What does a typical day look like for you?
Ali: I always wake first and get an hour or so in the morning to myself to run and meditate. When Dan wakes, we go for a coffee on the waterfront near our house where we often get lost in conversation for an hour or so. So much of our thinking and ideas come from these conversations. Our days consist of creative sessions working together on designs for new pieces or client commissions and projects and these sessions often consist of sketching and conversation. There is also a lot of physical production in the studio, making, finishing and packing pieces. We spend a lot of time exploring the streets of Mong Kok, meeting metal workers and makers, finding new materials and hauling them back to our studio. Whenever we can, we leave space for pure experimentation and creating without a need for a particular outcome. Our ideas often start as little experiments but eventually the ideas are used within collections or commissions.
How did your creative journey begin?
Dan: Batten and Kamp is a love story really. We met when we were 18, studying design and architecture and have been partners both romanticly and creatively ever since.
Ali: Dan is from a design innovation background and I am from interior architecture so we both started at the functional end of the creative spectrum and have ever since been moving further and further towards the purely sculptural. Even as we create our more sculptural works a function always sneaks it’s way in, I don’t know if this comes from a place of intent or rather just simply a habitual hang up from our design education.
What are the main themes in your work?
Dan: It’s a hard thing to answer because themes are really something that someone else would see in our work rather than something we would consciously project outwards. In saying that, while analysing your own work is discouraged in our world, we can’t help but spend a lot of our time talking about our work from an outside perspective. If I take a step back and view our work like I would someone else, I’d say the work is about relationships; to each other, to place, between humanity and nature, between comfort and discomfort.
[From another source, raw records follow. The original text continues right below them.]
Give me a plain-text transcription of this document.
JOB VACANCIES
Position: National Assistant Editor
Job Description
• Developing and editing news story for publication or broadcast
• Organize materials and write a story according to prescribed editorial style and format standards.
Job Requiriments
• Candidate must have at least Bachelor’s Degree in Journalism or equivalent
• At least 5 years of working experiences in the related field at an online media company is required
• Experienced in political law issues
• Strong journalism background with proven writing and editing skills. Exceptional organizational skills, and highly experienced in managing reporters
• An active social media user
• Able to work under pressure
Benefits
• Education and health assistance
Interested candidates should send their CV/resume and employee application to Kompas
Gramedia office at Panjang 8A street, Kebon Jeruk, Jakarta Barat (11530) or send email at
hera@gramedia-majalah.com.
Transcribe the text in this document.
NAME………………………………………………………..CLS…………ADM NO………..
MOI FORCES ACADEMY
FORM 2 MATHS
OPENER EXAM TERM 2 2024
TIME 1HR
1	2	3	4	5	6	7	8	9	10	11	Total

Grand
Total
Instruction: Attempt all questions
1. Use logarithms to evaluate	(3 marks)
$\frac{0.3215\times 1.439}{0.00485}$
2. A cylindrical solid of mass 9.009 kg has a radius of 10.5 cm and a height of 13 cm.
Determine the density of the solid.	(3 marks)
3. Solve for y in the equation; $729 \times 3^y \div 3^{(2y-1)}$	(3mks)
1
How does your creative process work?
Ali: Hours and hours of conversation. We take an assemblage approach to our process, gathering together and arranging disparate objects and ideas and tweaking them until we are happy with the object in front of us. A lot of our work takes much iteration, both digitally and physically. At the time of writing this we are at 421 render iterations of the pieces for our new collection… what results from the end of this process is deceptively simple.
Having been a creative duo for more than a decade, how have you honed your craft?
Dan: We like to think of it like we just focus on building our universe and then the universe outputs the work. We don’t set briefs and we try not to be too deliberate when we are creating pieces. Rather we are very deliberate about how our lives look and that allows us to be more automatic when it comes to making work. Practically, our work is still mostly founded on skills we learnt at university and we just build on those every year but much more important than that is honing our creative relationship because the rest flows from there.
“Nature is by far the most beautiful artist so it is a pleasure and privilege to use elements of it in our work”
How do you weave nature and flowers into your artwork and process?
Ali: Dan and I are of the opinion that nature is by far the most beautiful artist so it is a pleasure and privilege to use elements of it in our work. We have designed a collection called Odd Balance where we made these precarious, delicate sculptures that hold flowers. They are essentially sculptures made purely to celebrate single flowers. We also use flowers a lot in our styling for the studio, shoots and inspiration for our work. Nature is a key element to all of our work so far so we tend to have it close by.
Where do you draw inspiration from?
Ali: Dan and I are explorers by nature and every idea, every book we have read, every memory from our past or future concepts we stumble upon, every conversation, every part of what we see and do gets stored away and used for inspiration in our work.
“Our experience of Hong Kong is that it is a city that invites you in. Our audience here has been really curious and engaged”
How has Hong Kong informed your work?
Ali: Our experience of Hong Kong is that it is a city that invites you in. Our audience here has been really curious and engaged and never made us feel on the outside. This has allowed us to explore mediums, crafts, neighbourhoods and communities and get to know the city and its makers within it. I feel a huge sense of potential here.
How do you create an inspiring workspace?
Ali: We move our space around constantly, arranging and rearranging which allows us to be re-inspired by the works in our studio. We like to have our favourite books around the space with pages open on imagery that suits our mood.
What’s next for Batten & Kamp?
Dan: Our most important solo exhibition to date is coming up in December on Hollywood Road. We were commissioned to create an entirely new collection for Novalis Contemporary Art Design, a Hong Kong and Italy based gallery who represent work by some of the most important figures in the history of design-art. We’ve been working on the collection for nearly two years now and are in the final stages of production right now.